The battle scenes are very impressive given the early-2000s CGI work. Many of the action sequences feel like a fitting payoff after longwinded portions of the first film, but the dialogue is rather forgettable at times here.
This would probably be my second favorite in the trilogy if we could just edit out Peter Jackson's ill-advised attempts at humor, like the Gimli short jokes and Legolas surfing down a flight of stairs. Otherwise, the battle at Helm's Deep is as good as action gets in Lord of the Rings: not as epic in scope as the battle in RotK but much more intimate and personal of a fight, and therefore more exciting to watch.

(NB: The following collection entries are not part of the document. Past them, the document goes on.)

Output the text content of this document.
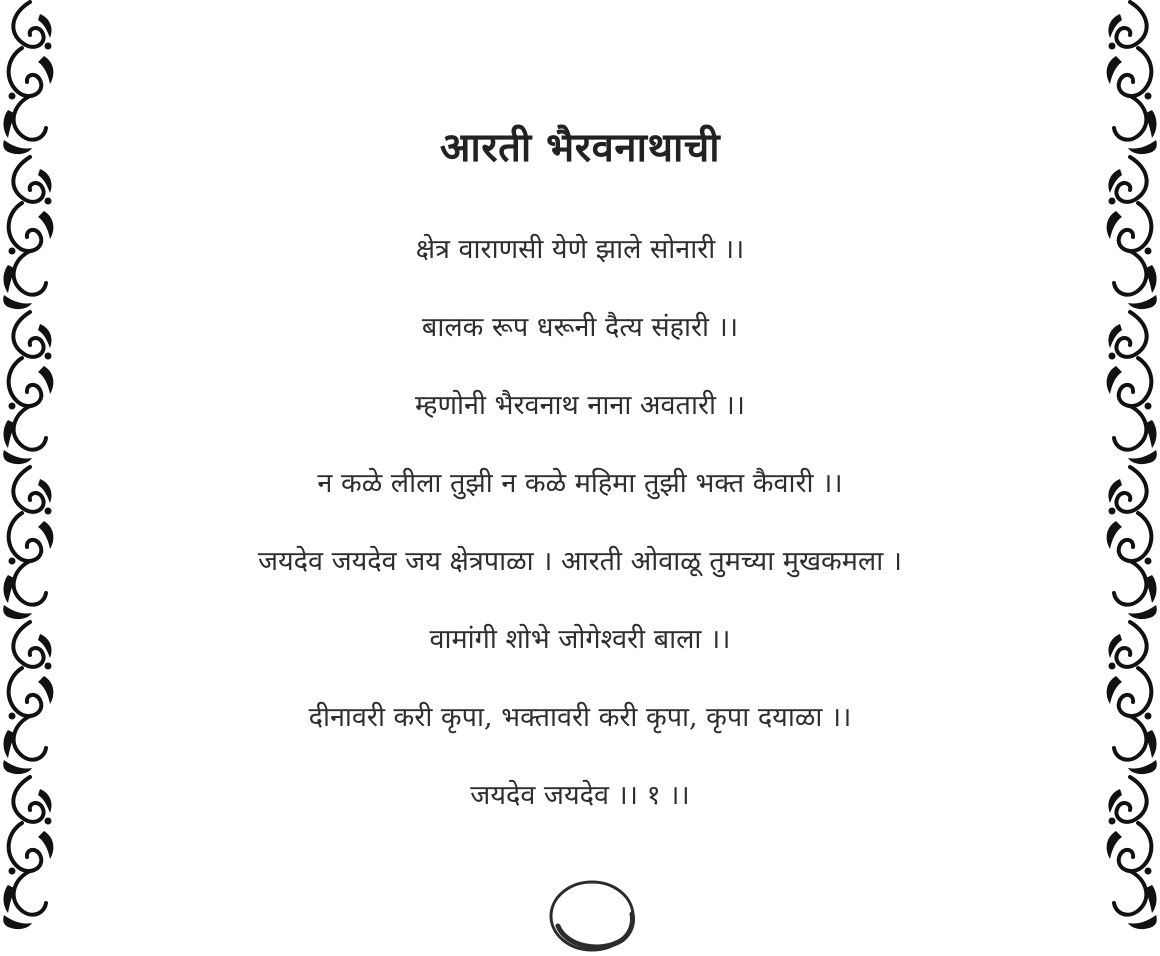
आरती भैरवनाथाची
क्षेत्र वाराणसी येणे झाले सोनारी ।।
बालक रूप धरूनी दैत्य संहारी ।।
म्हणोनी भैरवनाथ नाना अवतारी ।।
न कळे लीला तुझी न कळे महिमा तुझी भक्त कैवारी ।।
जयदेव जयदेव जय क्षेत्रपाळा । आरती ओवाळू तुमच्या मुखकमला ।
वामांगी शोभे जोगेश्वरी बाला ।।
दीनावरी करी कृपा, भक्तावरी करी कृपा, कृपा दयाळा ।।
जयदेव जयदेव ।। १ ।।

(EE) Post-read, this moves at speed, trading literary moments of heart for plot pace so they keep cutting scenes, which is acceptable, but they also ADD pointless crap (Rohan refugee children, Wargs) and arbitrary plot and character changes. There isn't really any need to change something that's a fucking masterpiece. But still, it's crafted incredibly and the invented Arwen and Aragorn scenes steal the show somehow.
Surprisingly, a dud. Endless grey monologues, pointless side-plots, key uncharismatic performances from, to start with, Hill and Otto. None of the wistful earthiness and even passion of the first film (perhaps due to the absence of Bean and Holm). Brad Dourif's small role as Grima Wormtongue is so good that the film plunges into dullness on his departure. The reliablity of Wood and Astin bring the only solidity.
The strongest of the three - a perfect balance of relational, emotional, and plot-driven drama. Much more subtle than the others, with Andy Serkis and Bernard Hill stealing scenes left and right and powerful performances also by Viggo Mortensen, Miranda Otto, and Sir Ian McKellen. A beautiful climax that still makes me weep after 10 years of viewing.